Re: 青恋物語【キャラ募集一時停止、題名変更】 ( No.24 )
日時: 2015/11/29 11:12
名前: キコリ (ID: JD5DDSYn)

 俺は柊と、なるべく一緒に行動するという約束をしている。
 何が起こるか分からない合コンにおいて、お互いに身の安全を図るためである。
 なので必然的に、俺と柊のペアが固定になるのか——と思っていたのだが。
「えっと、ひ、柊さん!」
「ん、なあに?」
 思った以上に寺田のアプローチが激しかった。しかも、一目惚れと聞いた時は流石に考え直せと言ったのだが、これはもう本気としか思えないために俺も強く口出しが出来ないのだ。

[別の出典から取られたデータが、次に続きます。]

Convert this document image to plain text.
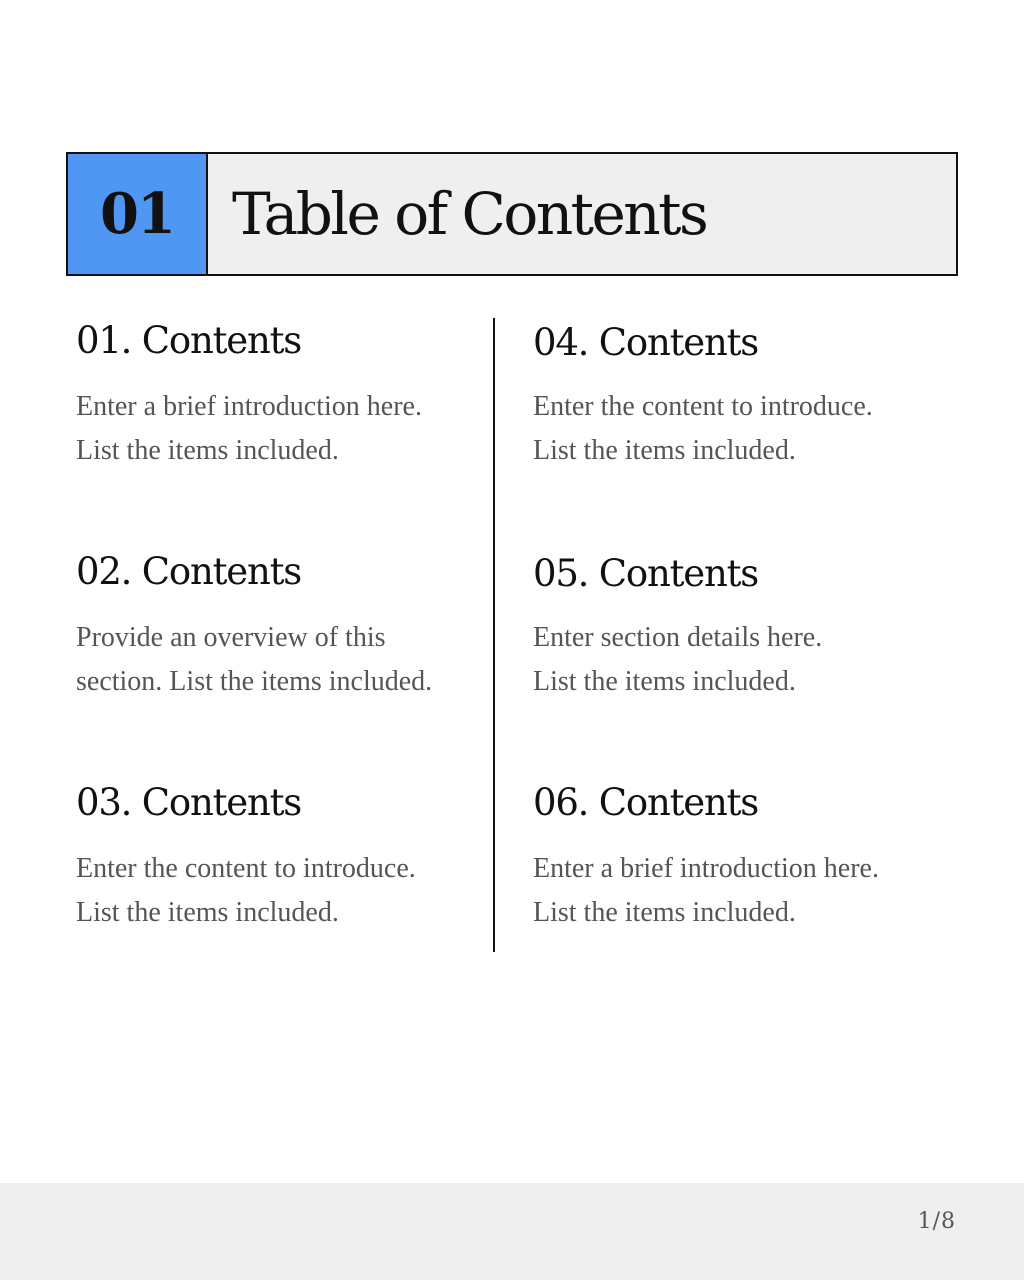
01	Table of Contents
01. Contents
Enter a brief introduction here.
List the items included.
02. Contents
Provide an overview of this
section. List the items included.
03. Contents
Enter the content to introduce.
List the items included.
04. Contents
Enter the content to introduce.
List the items included.
05. Contents
Enter section details here.
List the items included.
06. Contents
Enter a brief introduction here.
List the items included.
1/8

 一方、件の柊は上手いこと寺田と会話している。元来内面を見せない彼女なので、とりあえず心配はいらないだろう。
 問題は——ただ1つ。
「ねぇねぇ立花君、一緒に行動しようよ!」
「ちょ、ウチが先に約束してたんだけど!」
「……」
 何故か俺に纏わりつく、先程名前を聞いたばかりの女子2人組みだ。
 本気で誘っているのか、或いは何かの策略なのかは知る由も無いが、とりあえず俺は柊の保護という重要な仕事を担っている。誰かと遊ぶ分には吝かではないが、いずれにせよ柊を伴わなくてはいけない。

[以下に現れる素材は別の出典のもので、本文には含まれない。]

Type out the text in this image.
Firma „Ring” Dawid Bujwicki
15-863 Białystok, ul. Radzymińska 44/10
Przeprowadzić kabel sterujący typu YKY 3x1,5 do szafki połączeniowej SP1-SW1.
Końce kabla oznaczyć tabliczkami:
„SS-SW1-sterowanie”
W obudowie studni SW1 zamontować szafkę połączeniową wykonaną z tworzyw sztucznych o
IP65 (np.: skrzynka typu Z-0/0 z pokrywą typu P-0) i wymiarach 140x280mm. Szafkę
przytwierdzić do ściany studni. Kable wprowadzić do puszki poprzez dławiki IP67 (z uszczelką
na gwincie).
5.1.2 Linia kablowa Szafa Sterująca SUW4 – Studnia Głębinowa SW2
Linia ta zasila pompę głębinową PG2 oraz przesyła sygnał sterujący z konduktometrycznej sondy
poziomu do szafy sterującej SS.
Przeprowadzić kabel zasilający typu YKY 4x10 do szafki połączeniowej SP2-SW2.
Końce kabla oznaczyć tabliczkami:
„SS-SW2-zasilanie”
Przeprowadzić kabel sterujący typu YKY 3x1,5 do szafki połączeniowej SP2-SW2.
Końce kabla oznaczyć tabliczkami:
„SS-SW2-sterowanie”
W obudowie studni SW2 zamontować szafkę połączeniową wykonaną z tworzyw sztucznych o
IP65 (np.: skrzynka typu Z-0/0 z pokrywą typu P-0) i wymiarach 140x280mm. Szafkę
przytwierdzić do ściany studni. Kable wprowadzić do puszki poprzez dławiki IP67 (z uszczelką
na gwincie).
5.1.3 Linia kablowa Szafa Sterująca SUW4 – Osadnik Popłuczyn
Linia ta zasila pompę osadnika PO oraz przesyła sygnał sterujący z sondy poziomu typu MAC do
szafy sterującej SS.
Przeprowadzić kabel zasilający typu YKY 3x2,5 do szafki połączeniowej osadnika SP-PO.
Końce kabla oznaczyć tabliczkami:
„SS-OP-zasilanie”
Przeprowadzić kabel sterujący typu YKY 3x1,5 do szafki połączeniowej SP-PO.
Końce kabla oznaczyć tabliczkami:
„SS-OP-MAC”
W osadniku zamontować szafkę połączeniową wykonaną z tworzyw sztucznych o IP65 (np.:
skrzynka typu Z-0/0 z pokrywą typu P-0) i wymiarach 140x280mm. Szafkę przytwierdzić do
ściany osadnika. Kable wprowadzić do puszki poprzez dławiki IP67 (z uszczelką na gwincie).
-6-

 ましてやこの2人は柊のことを毛嫌っているらしく、全くどうして良いのかが分からない。
「ヒューヒュー、早速両手に花じゃねぇか立花!」
 6人も女子を侍らす副会長には多分に嫌味を含めてからかわれるし。
「立花君!」
「たっちー!」
 もうあだ名つけられたし。全く、困ったものだ。
 こういうとき、合コンという場を利用して何かこの2人を引き離せるような言葉はないものか。

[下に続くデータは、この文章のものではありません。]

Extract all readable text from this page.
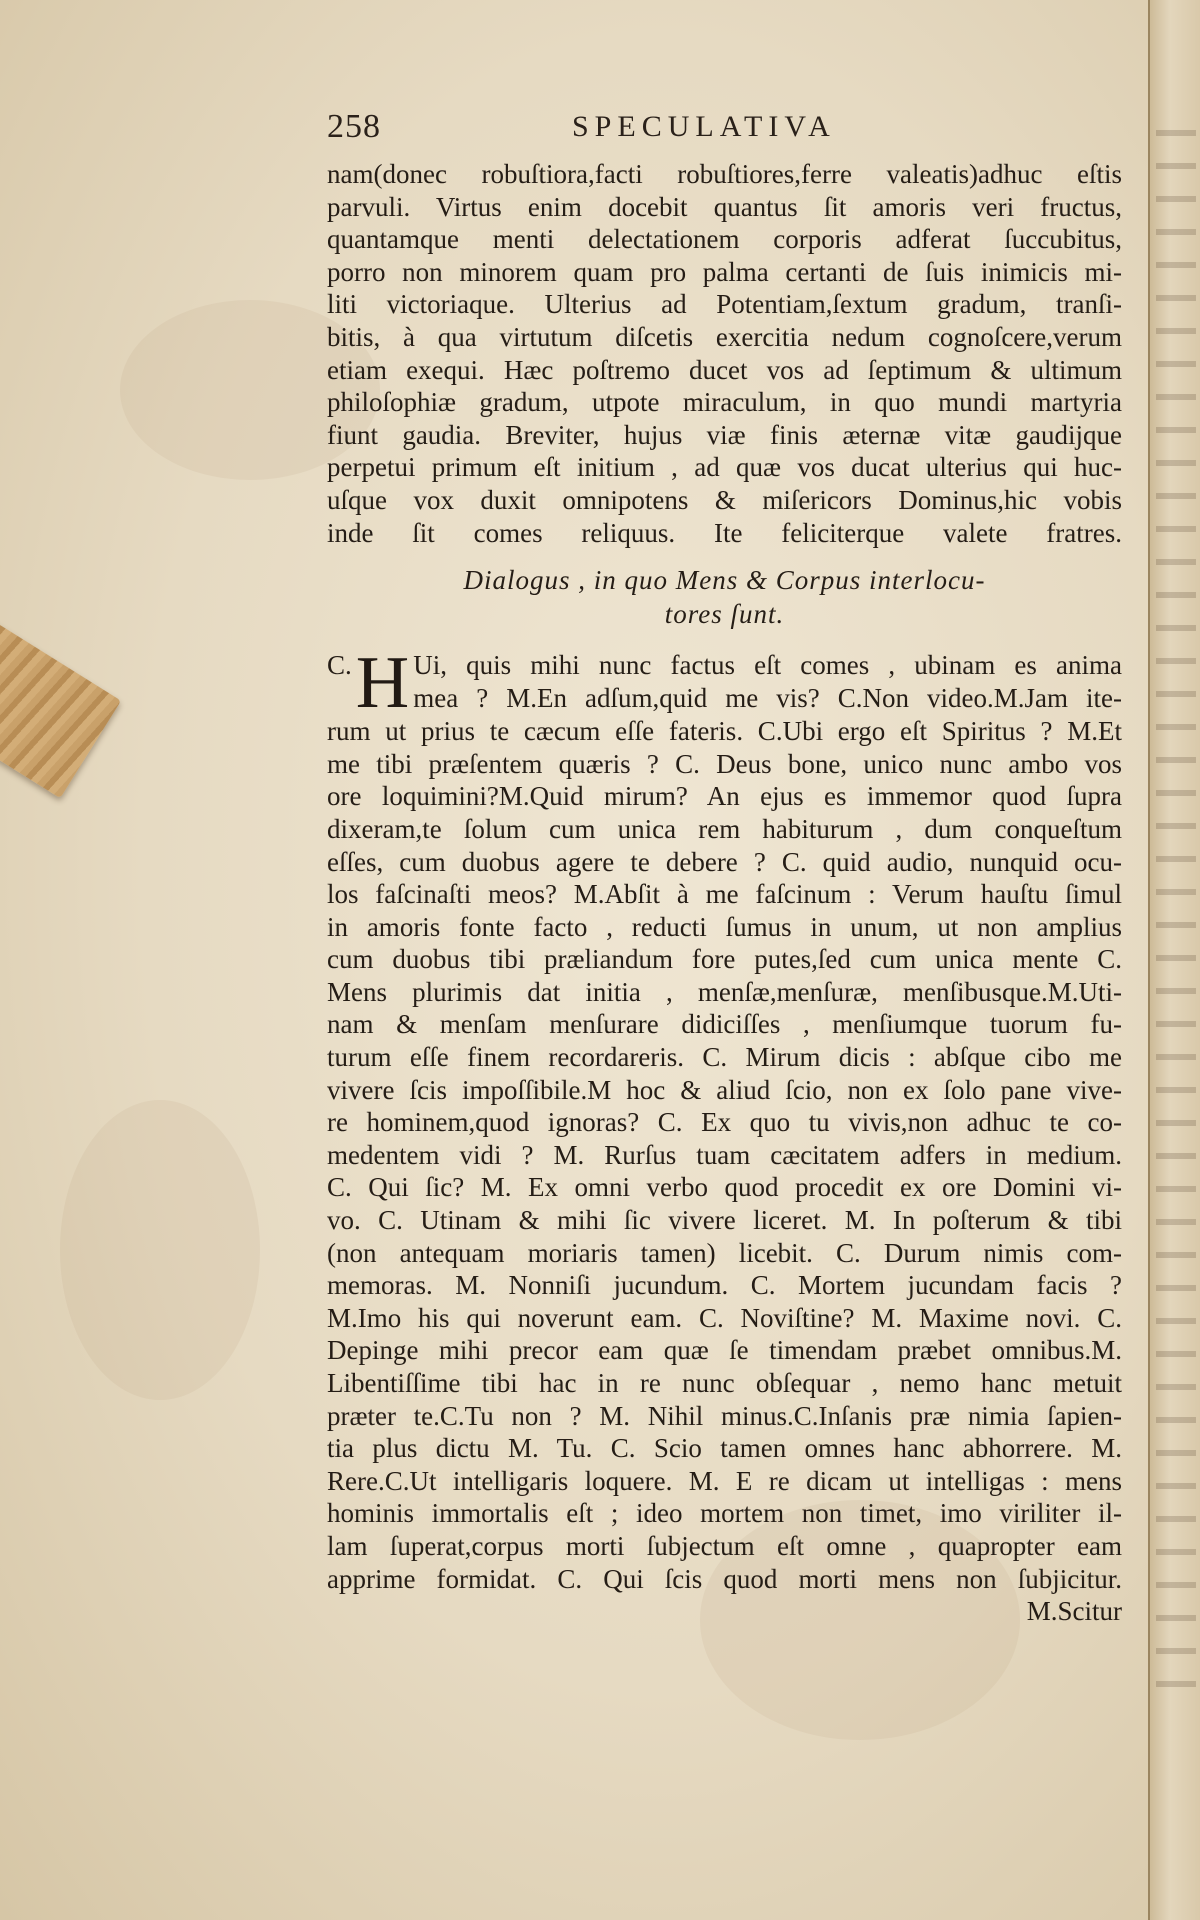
258	SPECULATIVA
nam(donec robuſtiora,facti robuſtiores,ferre valeatis)adhuc eſtis
parvuli. Virtus enim docebit quantus ſit amoris veri fructus,
quantamque menti delectationem corporis adferat ſuccubitus,
porro non minorem quam pro palma certanti de ſuis inimicis mi-
liti victoriaque. Ulterius ad Potentiam,ſextum gradum, tranſi-
bitis, à qua virtutum diſcetis exercitia nedum cognoſcere,verum
etiam exequi. Hæc poſtremo ducet vos ad ſeptimum & ultimum
philoſophiæ gradum, utpote miraculum, in quo mundi martyria
fiunt gaudia. Breviter, hujus viæ finis æternæ vitæ gaudijque
perpetui primum eſt initium , ad quæ vos ducat ulterius qui huc-
uſque vox duxit omnipotens & miſericors Dominus,hic vobis
inde ſit comes reliquus. Ite feliciterque valete fratres.
Dialogus , in quo Mens & Corpus interlocu-
tores ſunt.
C. H Ui, quis mihi nunc factus eſt comes , ubinam es anima
mea ? M.En adſum,quid me vis? C.Non video.M.Jam ite-
rum ut prius te cæcum eſſe fateris. C.Ubi ergo eſt Spiritus ? M.Et
me tibi præſentem quæris ? C. Deus bone, unico nunc ambo vos
ore loquimini?M.Quid mirum? An ejus es immemor quod ſupra
dixeram,te ſolum cum unica rem habiturum , dum conqueſtum
eſſes, cum duobus agere te debere ? C. quid audio, nunquid ocu-
los faſcinaſti meos? M.Abſit à me faſcinum : Verum hauſtu ſimul
in amoris fonte facto , reducti ſumus in unum, ut non amplius
cum duobus tibi præliandum fore putes,ſed cum unica mente C.
Mens plurimis dat initia , menſæ,menſuræ, menſibusque.M.Uti-
nam & menſam menſurare didiciſſes , menſiumque tuorum fu-
turum eſſe finem recordareris. C. Mirum dicis : abſque cibo me
vivere ſcis impoſſibile.M hoc & aliud ſcio, non ex ſolo pane vive-
re hominem,quod ignoras? C. Ex quo tu vivis,non adhuc te co-
medentem vidi ? M. Rurſus tuam cæcitatem adfers in medium.
C. Qui ſic? M. Ex omni verbo quod procedit ex ore Domini vi-
vo. C. Utinam & mihi ſic vivere liceret. M. In poſterum & tibi
(non antequam moriaris tamen) licebit. C. Durum nimis com-
memoras. M. Nonniſi jucundum. C. Mortem jucundam facis ?
M.Imo his qui noverunt eam. C. Noviſtine? M. Maxime novi. C.
Depinge mihi precor eam quæ ſe timendam præbet omnibus.M.
Libentiſſime tibi hac in re nunc obſequar , nemo hanc metuit
præter te.C.Tu non ? M. Nihil minus.C.Inſanis præ nimia ſapien-
tia plus dictu M. Tu. C. Scio tamen omnes hanc abhorrere. M.
Rere.C.Ut intelligaris loquere. M. E re dicam ut intelligas : mens
hominis immortalis eſt ; ideo mortem non timet, imo viriliter il-
lam ſuperat,corpus morti ſubjectum eſt omne , quapropter eam
apprime formidat. C. Qui ſcis quod morti mens non ſubjicitur.
M.Scitur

 普段恋愛や女子に興味を示さない分、レベルが足りなさ過ぎて成す術がない。
 なら思い切るのが一番か——
「わりぃ、俺もう他に目つけてる女子いるんだよ」
「!?」
 全員の視線が一斉に、少なからず驚愕の感情を込められてこちらに向く。
 しまった、これは悪手だったか——
「立花、ついに女に目覚めたんだな! おめでとう!」
「いらん誤解してんじゃねぇ」
「一体誰だよ? 名前言っちまおうぜ!」
「言うかアホ」
「えー、マジぃ? ウチとなら"色々"、してあげるのになぁ」
「色々ってなんだよ、これみよがしに胸見せつけやがって。貞操概念しっかりさせろ」
 整形でもしたのか、そう疑わざるを得ないほど豊満になった胸が大胆に露出されて俺は困惑する。
 ——すると、寺田方面で何やら動きがあった様子。
「ねぇ、寺田君」
「な、何すか!?」
 声裏返ってるし。
「私も気になる男子いるから、ハッキリ言っておくよ。邪魔しないでね」
「ッ!?」
 瞬間、ガーンという間抜けなオノマトペが辺りに響き渡った気がした。
 同時に、大袈裟に膝から崩れ落ちた寺田が「そんな馬鹿な」とか言いながら落ち込み始める。
 それはともかく、気になる男子って誰だ——純粋に疑問に思っていたら、柊の視線がこちらに向いた。
「——?」
「ふふっ、今夜は覚悟してね」
 これまた貞操概念を疑いかねない大胆な台詞と共に、柊はニッコリ笑いながら俺の腕を取って組む。
「わぁ、柊さん大胆!」
「なんだか素敵です〜!」
 でもって、柊に憧れているらしい年下の女子達が騒ぎ始める。
「いいのか?」
「何が?」
「変な誤解されて」
「いいじゃん、今は。それに私、立花君となら誤解されてもいいかなって思うよ」
「っ!」

 ——この時、不覚にもドキッとしてしまう自分がいた。